Recalling the foreign-policy failures of three past administrations with regard to North Korea, U.S. Ambassador to the United Nations Nikki Haley is suggesting following the negotiating model of President Ronald Reagan instead.
“Not so long ago, an American president inherited an international arms-control agreement negotiated by his predecessor,” Haley told a crowd of more than 900 in Washington on Monday night for the annual gathering of The Heritage Foundation’s President’s Club.
She said allies warned that U.S. credibility was on the line, while the press “warned that if the president did not adhere to the agreement he inherited, there would be war.”
Haley was referring to the Strategic Arms Limitations Talks II agreement of 1979 between the United States and the Soviet Union in drawing a parallel to President Donald Trump’s recent actions toward the Iran nuclear agreement entered into by his predecessor, President Barack Obama.
Trump announced Friday that he would decertify the Iran nuclear deal and increase sanctions on the country’s chief military arm.
The moves come as North Korea is once again ratcheting up its rhetoric and warning that nuclear war could come at any moment.
“Our North Korea policy is not a victim of our Iran policy. North Korea is a cautionary tale that should inform our Iran policy,” Haley said. “Leaving the Iran deal unchanged sends Kim Jong Un an unmistakable message that the United States can be bought with a bad deal that does not end the threat of its nuclear-missile program, a deal just like the Iran deal.”
She recalled Presidents George H.W. Bush, Bill Clinton and George W. Bush making unilateral concessions and monetary payments, but getting little in return from North Korea besides broken promises, as the regime in Pyongyang increased its nuclear arsenal. She warned that the Iran deal, if not properly enforced, would go down the same path.
Haley said Tehran could be in technical compliance with Obama’s Iran deal, but Iran is still moving forward with a ballistic-missile program and seeking to block inspections of military sites. Saying Iran is in compliance with details, the former South Carolina governor said, misses the forest for the trees, “and this is a dangerous forest.”
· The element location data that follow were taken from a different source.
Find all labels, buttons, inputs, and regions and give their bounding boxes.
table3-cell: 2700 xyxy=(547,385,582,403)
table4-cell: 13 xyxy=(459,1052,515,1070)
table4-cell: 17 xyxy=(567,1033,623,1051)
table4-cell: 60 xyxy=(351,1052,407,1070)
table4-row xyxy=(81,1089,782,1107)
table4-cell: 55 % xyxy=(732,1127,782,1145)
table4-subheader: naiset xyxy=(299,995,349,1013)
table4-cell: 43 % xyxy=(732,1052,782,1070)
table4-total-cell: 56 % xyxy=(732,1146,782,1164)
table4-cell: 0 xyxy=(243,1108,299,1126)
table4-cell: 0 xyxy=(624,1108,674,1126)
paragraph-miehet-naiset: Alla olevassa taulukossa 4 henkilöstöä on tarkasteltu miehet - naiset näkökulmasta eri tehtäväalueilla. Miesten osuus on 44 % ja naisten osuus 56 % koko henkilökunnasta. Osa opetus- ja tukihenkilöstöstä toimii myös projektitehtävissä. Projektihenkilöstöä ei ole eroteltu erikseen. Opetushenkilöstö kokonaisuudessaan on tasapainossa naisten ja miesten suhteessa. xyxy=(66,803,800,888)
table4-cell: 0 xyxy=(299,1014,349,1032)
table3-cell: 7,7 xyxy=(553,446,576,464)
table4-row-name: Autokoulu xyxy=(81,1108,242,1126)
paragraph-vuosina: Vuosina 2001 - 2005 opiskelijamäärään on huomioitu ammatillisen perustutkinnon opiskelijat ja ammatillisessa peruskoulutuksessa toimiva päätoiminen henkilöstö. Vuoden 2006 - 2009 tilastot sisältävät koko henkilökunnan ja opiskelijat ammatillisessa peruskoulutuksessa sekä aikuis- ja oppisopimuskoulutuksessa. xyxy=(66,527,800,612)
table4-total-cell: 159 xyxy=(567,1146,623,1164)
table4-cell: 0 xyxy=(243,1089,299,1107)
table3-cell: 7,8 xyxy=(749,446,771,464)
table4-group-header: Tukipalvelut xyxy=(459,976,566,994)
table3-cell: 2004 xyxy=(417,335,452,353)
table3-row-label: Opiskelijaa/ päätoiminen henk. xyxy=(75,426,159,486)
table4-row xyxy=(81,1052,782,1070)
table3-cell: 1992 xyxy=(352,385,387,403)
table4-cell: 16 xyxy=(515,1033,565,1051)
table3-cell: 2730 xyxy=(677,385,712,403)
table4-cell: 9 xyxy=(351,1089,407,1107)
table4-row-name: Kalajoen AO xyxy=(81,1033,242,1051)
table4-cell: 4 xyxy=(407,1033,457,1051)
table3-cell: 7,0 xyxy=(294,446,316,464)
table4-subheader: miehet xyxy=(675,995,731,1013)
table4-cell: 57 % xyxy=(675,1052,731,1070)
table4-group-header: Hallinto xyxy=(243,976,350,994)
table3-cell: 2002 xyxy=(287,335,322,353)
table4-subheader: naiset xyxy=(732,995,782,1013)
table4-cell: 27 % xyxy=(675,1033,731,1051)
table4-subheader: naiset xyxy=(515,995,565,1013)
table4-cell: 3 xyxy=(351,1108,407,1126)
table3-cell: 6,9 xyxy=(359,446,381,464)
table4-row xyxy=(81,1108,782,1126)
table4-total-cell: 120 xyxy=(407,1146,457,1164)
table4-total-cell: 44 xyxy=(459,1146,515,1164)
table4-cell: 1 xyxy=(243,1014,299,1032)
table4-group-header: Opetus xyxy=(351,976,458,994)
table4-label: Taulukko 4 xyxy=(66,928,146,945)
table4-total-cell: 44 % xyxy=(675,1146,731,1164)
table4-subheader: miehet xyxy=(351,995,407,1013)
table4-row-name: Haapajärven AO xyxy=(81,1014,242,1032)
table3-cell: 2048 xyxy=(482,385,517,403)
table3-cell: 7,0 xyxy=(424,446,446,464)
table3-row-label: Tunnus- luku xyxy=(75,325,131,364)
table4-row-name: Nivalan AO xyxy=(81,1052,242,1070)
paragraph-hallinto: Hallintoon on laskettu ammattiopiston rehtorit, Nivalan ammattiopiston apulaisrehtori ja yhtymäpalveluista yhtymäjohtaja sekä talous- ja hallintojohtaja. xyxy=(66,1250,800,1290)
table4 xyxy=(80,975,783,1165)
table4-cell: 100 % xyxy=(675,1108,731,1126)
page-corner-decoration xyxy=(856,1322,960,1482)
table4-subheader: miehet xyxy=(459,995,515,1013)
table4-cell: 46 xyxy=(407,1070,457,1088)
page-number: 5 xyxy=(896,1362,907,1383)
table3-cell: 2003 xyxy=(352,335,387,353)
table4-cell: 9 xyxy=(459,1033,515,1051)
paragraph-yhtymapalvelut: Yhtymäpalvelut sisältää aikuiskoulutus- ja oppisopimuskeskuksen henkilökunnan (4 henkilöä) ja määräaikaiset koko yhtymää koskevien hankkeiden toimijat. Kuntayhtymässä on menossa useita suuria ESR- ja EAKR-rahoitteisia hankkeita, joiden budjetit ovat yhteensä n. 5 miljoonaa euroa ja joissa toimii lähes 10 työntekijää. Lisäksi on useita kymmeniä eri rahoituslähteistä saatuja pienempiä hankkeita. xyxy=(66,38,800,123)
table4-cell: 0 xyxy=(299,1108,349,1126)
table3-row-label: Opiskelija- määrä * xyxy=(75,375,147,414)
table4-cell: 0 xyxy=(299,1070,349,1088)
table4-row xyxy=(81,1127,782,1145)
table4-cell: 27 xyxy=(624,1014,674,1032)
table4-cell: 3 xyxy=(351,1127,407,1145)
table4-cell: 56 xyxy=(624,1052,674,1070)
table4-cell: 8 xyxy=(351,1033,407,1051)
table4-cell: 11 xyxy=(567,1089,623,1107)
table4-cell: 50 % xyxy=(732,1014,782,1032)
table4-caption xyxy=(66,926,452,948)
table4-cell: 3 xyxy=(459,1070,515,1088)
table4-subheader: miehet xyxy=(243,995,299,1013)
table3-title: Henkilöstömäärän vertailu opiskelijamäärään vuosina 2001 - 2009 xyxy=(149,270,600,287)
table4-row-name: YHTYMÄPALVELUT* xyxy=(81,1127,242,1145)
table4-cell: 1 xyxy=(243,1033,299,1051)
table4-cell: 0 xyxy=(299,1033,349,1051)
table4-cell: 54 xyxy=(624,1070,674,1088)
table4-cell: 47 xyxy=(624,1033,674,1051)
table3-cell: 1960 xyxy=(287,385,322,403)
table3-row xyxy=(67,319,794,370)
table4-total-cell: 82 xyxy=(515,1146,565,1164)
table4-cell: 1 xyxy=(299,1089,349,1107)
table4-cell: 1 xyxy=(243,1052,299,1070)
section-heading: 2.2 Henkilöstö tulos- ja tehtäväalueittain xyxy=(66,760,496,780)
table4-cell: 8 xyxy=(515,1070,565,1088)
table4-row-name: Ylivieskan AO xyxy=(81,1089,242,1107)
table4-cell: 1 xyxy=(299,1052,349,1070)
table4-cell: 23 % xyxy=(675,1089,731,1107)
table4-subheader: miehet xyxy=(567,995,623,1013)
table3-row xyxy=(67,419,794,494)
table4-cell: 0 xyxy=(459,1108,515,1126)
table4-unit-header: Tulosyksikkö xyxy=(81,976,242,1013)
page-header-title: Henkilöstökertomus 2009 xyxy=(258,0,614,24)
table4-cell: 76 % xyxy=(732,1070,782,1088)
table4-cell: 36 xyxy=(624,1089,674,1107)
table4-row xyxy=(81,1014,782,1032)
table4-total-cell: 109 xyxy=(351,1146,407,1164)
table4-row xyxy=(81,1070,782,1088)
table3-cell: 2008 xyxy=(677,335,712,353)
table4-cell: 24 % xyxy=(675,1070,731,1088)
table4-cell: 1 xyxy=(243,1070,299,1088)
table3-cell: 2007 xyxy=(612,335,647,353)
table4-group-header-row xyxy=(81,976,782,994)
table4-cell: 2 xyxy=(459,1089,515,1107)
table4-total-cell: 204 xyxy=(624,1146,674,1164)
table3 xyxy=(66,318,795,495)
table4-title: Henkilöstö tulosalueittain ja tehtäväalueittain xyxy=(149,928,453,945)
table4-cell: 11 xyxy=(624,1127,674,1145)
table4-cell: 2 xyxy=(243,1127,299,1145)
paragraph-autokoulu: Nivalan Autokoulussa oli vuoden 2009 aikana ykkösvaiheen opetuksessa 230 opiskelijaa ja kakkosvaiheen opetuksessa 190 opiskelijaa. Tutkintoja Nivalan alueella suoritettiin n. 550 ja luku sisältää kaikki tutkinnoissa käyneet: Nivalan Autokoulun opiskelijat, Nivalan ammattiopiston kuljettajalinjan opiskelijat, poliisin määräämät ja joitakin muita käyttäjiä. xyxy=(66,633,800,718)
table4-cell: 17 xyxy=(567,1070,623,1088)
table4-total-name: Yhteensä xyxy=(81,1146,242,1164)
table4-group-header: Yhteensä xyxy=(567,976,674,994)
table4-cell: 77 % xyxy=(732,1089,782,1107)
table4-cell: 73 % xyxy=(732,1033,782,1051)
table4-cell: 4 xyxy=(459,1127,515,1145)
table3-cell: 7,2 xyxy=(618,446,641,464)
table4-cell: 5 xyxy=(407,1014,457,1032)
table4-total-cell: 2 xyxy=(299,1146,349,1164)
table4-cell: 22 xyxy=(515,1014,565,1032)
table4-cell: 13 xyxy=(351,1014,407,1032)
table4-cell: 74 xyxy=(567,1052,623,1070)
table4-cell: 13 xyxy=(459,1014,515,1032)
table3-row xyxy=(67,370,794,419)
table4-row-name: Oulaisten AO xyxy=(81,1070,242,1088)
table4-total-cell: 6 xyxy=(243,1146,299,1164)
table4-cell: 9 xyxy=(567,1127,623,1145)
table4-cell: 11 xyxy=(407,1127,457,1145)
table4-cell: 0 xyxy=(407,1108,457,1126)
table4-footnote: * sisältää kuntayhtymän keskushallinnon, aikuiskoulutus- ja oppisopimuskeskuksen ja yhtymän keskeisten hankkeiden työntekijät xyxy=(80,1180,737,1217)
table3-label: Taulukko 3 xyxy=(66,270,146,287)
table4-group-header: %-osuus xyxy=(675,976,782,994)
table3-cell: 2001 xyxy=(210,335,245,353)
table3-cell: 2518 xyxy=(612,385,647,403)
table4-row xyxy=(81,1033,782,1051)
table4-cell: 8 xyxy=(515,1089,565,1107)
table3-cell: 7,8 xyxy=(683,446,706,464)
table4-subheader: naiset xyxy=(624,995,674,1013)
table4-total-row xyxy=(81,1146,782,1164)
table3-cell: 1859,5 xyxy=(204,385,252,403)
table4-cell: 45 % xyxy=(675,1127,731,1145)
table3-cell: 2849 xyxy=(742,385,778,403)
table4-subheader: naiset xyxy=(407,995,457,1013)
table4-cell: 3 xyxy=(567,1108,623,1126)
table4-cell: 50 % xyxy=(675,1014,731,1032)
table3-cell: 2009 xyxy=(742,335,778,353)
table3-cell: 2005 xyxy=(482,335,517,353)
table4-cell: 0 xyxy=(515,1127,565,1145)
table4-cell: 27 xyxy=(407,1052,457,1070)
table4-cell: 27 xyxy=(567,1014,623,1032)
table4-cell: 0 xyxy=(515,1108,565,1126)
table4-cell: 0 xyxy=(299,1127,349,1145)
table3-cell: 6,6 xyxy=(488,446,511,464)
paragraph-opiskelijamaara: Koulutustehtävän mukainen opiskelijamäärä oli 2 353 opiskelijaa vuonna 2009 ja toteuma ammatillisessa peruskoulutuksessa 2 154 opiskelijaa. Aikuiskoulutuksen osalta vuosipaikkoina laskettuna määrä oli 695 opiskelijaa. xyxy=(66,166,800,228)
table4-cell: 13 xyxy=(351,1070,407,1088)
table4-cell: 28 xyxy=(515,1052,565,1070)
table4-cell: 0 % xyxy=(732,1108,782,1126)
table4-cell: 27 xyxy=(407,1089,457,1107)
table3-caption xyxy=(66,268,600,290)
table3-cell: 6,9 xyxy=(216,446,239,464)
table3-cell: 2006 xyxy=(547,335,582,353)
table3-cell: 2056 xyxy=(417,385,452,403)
Trump did not withdraw the United States from the Joint Comprehensive Plan of Action, but rather proposed the U.S. and allies fix the deal and make it more effective. He called on Congress and U.S. allies to take a tougher stance against Iran and to demand more access by international nuclear inspectors.
The Trump administration contends Iran has not complied with the spirit of the deal. Trump is punting the issue to Congress under the Iran Nuclear Agreement Review Act, which authorizes 60 days to determine if the U.S. should reimpose sanctions.
The Trump administration has a four-part strategy: working with allies to combat the Islamist regime’s support for terrorism in the Middle East; placing additional non-nuclear-related sanctions on the regime’s Islamic Revolutionary Guard Corps that would not violate the Joint Comprehensive Plan; addressing the proliferation of missiles and weapons; and denying Tehran any path to a nuclear weapon.
Haley said Reagan demonstrated to the Soviet Union that he had the “strength and skill to drive a hard bargain” and produced an effective arms-control treaty by the end of his presidency.
“Reagan continued negotiating with the Soviets, but did so from a position of strength,” Haley said. “The principle that Reagan understood was that the U.S. showing strength and leadership made the world safer.”